Character Analysis
Public image is very important to Uncle Enzo. In fact, our first glimpse of him is on a billboard:
It shows Uncle Enzo in one of his spiffy Italian suits. The pinstripes glint and flex like sinews. The pocket square is luminous. His hair is perfect, slicked back with something that never comes off, […] Uncle Enzo is standing there, not exactly smiling, an avuncular glint in his eye for sure, not posing like a model but standing there like your uncle would. (1.26)
Are you on any billboards? Yeah, we didn't think so. But then again you also probably don't run the Mafia, and as such, don't feel the need to launch a PR campaign to convince the masses the family you're in charge of is a-okay. This, however, is exactly what Uncle Enzo does.

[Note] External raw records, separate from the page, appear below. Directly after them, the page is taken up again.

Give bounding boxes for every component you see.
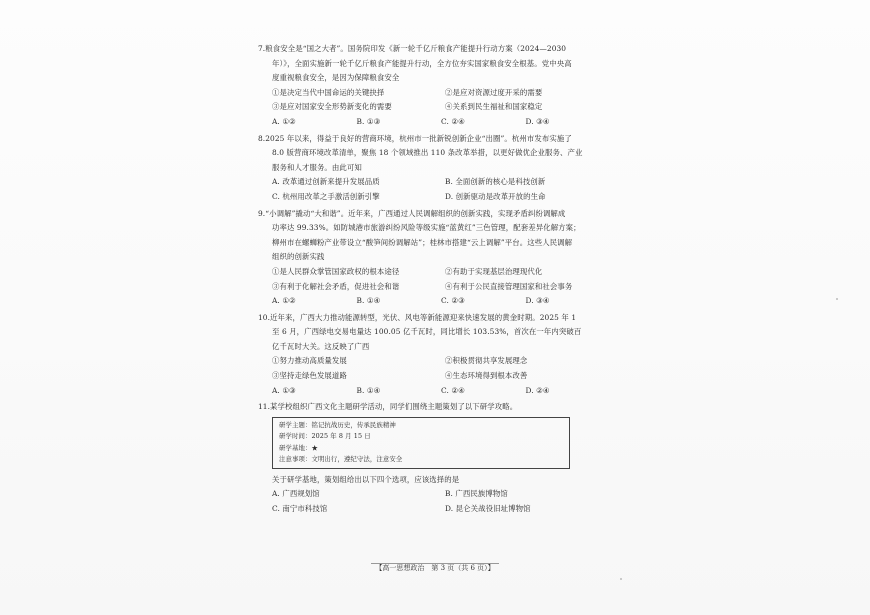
plan-notes: 注意事项：文明出行，遵纪守法，注意安全 xyxy=(279,455,403,464)
q10-item: ④生态环境得到根本改善 xyxy=(445,371,528,381)
q8-stem-line: 8.2025 年以来，得益于良好的营商环境，杭州市一批新锐创新企业“出圈”。杭州市发布实施了 xyxy=(258,133,572,143)
scan-speck xyxy=(836,298,838,300)
q7-choices xyxy=(258,115,610,130)
question-column xyxy=(258,42,610,519)
footer-text: 【高一思想政治 第 3 页（共 6 页）】 xyxy=(371,563,498,572)
q9-stem-line: 9.“小调解”撬动“大和谐”。近年来，广西通过人民调解组织的创新实践，实现矛盾纠纷调解成 xyxy=(258,208,566,218)
question-8 xyxy=(258,132,610,205)
q7-item: ④关系到民生福祉和国家稳定 xyxy=(445,102,543,112)
q9-choice: A. ①② xyxy=(272,296,296,306)
q7-item: ①是决定当代中国命运的关键抉择 xyxy=(272,87,385,97)
q8-options xyxy=(258,175,610,204)
q7-item: ②是应对资源过度开采的需要 xyxy=(445,87,543,97)
q8-stem-line: 8.0 版营商环境改革清单，聚焦 18 个领域推出 110 条改革举措，以更好做优企业服务、产业 xyxy=(272,148,583,158)
q8-option: C. 杭州用改革之手激活创新引擎 xyxy=(272,191,380,201)
plan-base: 研学基地：★ xyxy=(279,443,318,452)
q9-stem-line: 组织的创新实践 xyxy=(272,252,325,262)
q10-stem-line: 亿千瓦时大关。这反映了广西 xyxy=(272,341,370,351)
question-7 xyxy=(258,42,610,130)
q9-stem-line: 功率达 99.33%。如防城港市旅游纠纷风险等级实施“蓝黄红”三色管理，配套差异化解方案； xyxy=(272,223,581,233)
q9-item: ④有利于公民直接管理国家和社会事务 xyxy=(445,281,573,291)
q11-option: C. 南宁市科技馆 xyxy=(272,504,328,514)
page-footer xyxy=(0,563,870,573)
q8-option: D. 创新驱动是改革开放的生命 xyxy=(445,191,546,201)
study-plan-box xyxy=(272,417,570,469)
q7-stem-line: 度重视粮食安全，是因为保障粮食安全 xyxy=(272,73,400,83)
q10-items xyxy=(258,354,610,383)
q7-items xyxy=(258,86,610,115)
q7-choice: B. ①③ xyxy=(356,116,381,126)
q7-item: ③是应对国家安全形势新变化的需要 xyxy=(272,102,392,112)
q8-option: A. 改革通过创新来提升发展品质 xyxy=(272,177,380,187)
q11-prompt: 关于研学基地，策划组给出以下四个选项，应该选择的是 xyxy=(272,474,460,484)
q8-option: B. 全面创新的核心是科技创新 xyxy=(445,177,546,187)
q7-stem-line: 年）》，全面实施新一轮千亿斤粮食产能提升行动，全方位夯实国家粮食安全根基。党中央高 xyxy=(272,58,572,68)
q10-item: ③坚持走绿色发展道路 xyxy=(272,371,347,381)
q11-option: A. 广西规划馆 xyxy=(272,489,320,499)
plan-date: 研学时间：2025 年 8 月 15 日 xyxy=(279,432,371,441)
q11-option: B. 广西民族博物馆 xyxy=(445,489,508,499)
q11-option: D. 昆仑关战役旧址博物馆 xyxy=(445,504,531,514)
plan-theme: 研学主题：铭记抗战历史，传承民族精神 xyxy=(279,420,396,429)
q9-choice: C. ②③ xyxy=(441,296,465,306)
q11-stem: 11.某学校组织广西文化主题研学活动，同学们围绕主题策划了以下研学攻略。 xyxy=(258,402,518,412)
q9-stem-line: 柳州市在螺蛳粉产业带设立“酸笋间纷调解站”；桂林市搭建“云上调解”平台。这些人民调解 xyxy=(272,237,573,247)
question-9 xyxy=(258,207,610,309)
q7-choice: A. ①② xyxy=(272,116,296,126)
q8-stem-line: 服务和人才服务。由此可知 xyxy=(272,162,362,172)
q10-stem-line: 10.近年来，广西大力推动能源转型，光伏、风电等新能源迎来快速发展的黄金时期。2025 年 1 xyxy=(258,312,577,322)
q11-options xyxy=(258,487,610,516)
q10-item: ②积极贯彻共享发展理念 xyxy=(445,356,528,366)
q10-choice: C. ②④ xyxy=(441,385,465,395)
q9-items xyxy=(258,265,610,294)
question-11 xyxy=(258,400,610,516)
q9-item: ①是人民群众掌管国家政权的根本途径 xyxy=(272,266,400,276)
scan-speck xyxy=(620,578,622,580)
q10-choice: D. ②④ xyxy=(525,385,550,395)
q10-choice: A. ①③ xyxy=(272,385,296,395)
q10-stem-line: 至 6 月，广西绿电交易电量达 100.05 亿千瓦时，同比增长 103.53%，首次在一年内突破百 xyxy=(272,327,582,337)
q10-choices xyxy=(258,384,610,399)
q9-item: ③有利于化解社会矛盾，促进社会和谐 xyxy=(272,281,400,291)
q9-choice: D. ③④ xyxy=(525,296,550,306)
q9-choice: B. ①④ xyxy=(356,296,381,306)
q7-choice: D. ③④ xyxy=(525,116,550,126)
q10-item: ①努力推动高质量发展 xyxy=(272,356,347,366)
question-10 xyxy=(258,311,610,399)
q7-stem-line: 7.粮食安全是“国之大者”。国务院印发《新一轮千亿斤粮食产能提升行动方案（2024—2030 xyxy=(258,44,567,53)
q9-item: ②有助于实现基层治理现代化 xyxy=(445,266,543,276)
q10-choice: B. ①④ xyxy=(356,385,381,395)
q9-choices xyxy=(258,294,610,309)
q7-choice: C. ②④ xyxy=(441,116,465,126)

It's only fitting then that Uncle Enzo is a people-person. He goes out of his way to arrange a meeting with Y.T. in order to thank her in person for delivering Hiro's cursed pizza. And when they meet, he engages her in conversation, making her feel like they have a lot in common as helmet-eschewing warriors: he served in Vietnam, she serves on the streets of L.A. He is one of the only people Y.T. enjoys talking to because he doesn't talk down to her even though she's a teenager.
You can totally look at Uncle Enzo's decision to reach out to Y.T. as him using her, but it also seems like he cares about her, since he sends a rescue mission when she's on the Raft. Sure, the rescue mission has another agenda (screw up Rife's operation), but you don't reach the top of the Mafia without learning to multi-task.

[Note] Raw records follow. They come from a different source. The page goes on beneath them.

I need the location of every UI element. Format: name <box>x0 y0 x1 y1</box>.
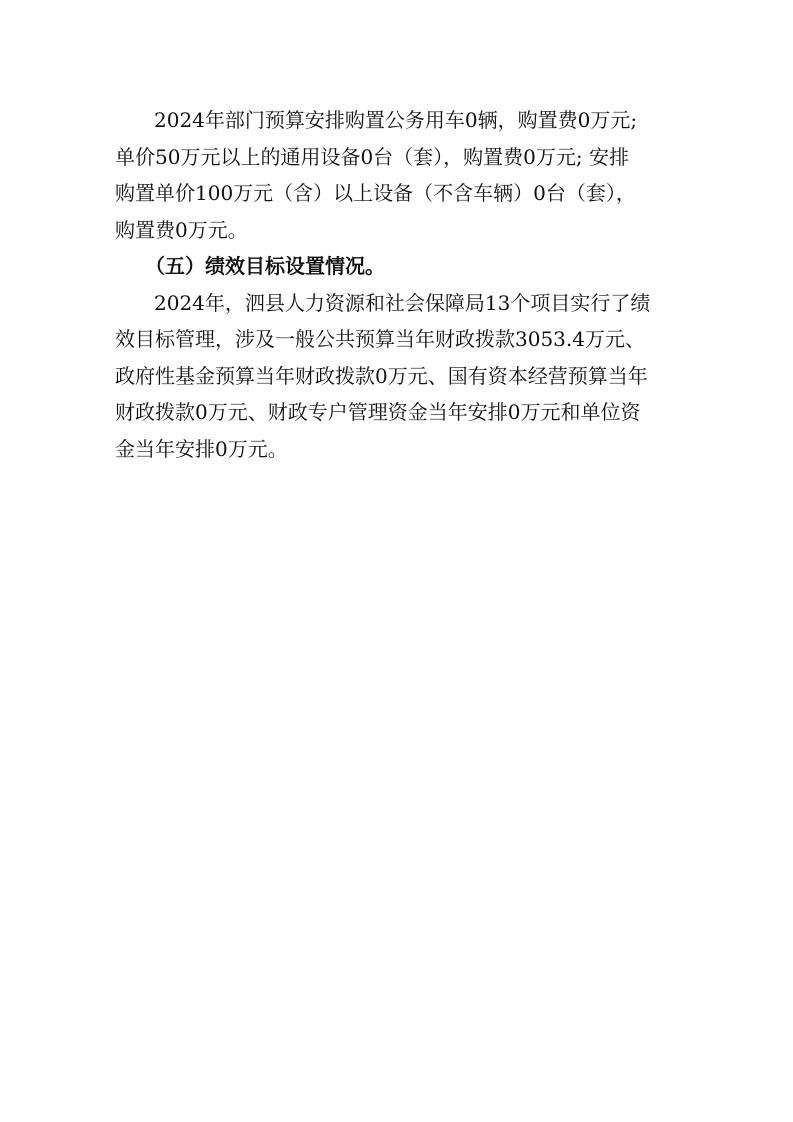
document-body <box>115 102 675 467</box>
paragraph-line: 2024年部门预算安排购置公务用车0辆，购置费0万元; <box>154 108 638 132</box>
vehicle-equipment-paragraph <box>115 102 675 248</box>
paragraph-line: 政府性基金预算当年财政拨款0万元、国有资本经营预算当年 <box>115 363 648 388</box>
paragraph-line: 金当年安排0万元。 <box>115 436 288 461</box>
paragraph-line: 财政拨款0万元、财政专户管理资金当年安排0万元和单位资 <box>115 400 641 424</box>
paragraph-line: 2024年，泗县人力资源和社会保障局13个项目实行了绩 <box>154 290 651 315</box>
paragraph-line: 购置费0万元。 <box>115 217 248 242</box>
paragraph-line: 购置单价100万元（含）以上设备（不含车辆）0台（套）， <box>115 181 636 205</box>
paragraph-line: 效目标管理，涉及一般公共预算当年财政拨款3053.4万元、 <box>115 327 645 351</box>
section-heading-performance-goals: （五）绩效目标设置情况。 <box>145 254 385 278</box>
paragraph-line: 单价50万元以上的通用设备0台（套），购置费0万元; 安排 <box>115 144 629 169</box>
performance-goals-paragraph <box>115 285 675 468</box>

For another thing, he dislikes relying on technology too much: "He would prefer a single good soldier in polished shoes, armed with a nine, to a hundred of Ng's gizmos and portable radar units" (69.16). This actually saves Uncle Enzo's life when Raven shows up at LAX to pave the way for Rife's departure. Nobody relying on fancy technology makes it out alive, while Uncle Enzo possibly does.
Uncle Enzo gets major props for facing Raven and managing to wound him. The book ends on an ambiguous note—it's not clear if Enzo bleeds to death before help reaches him—but we know his memory will live on in the Mafia's cherished album of influential leaders.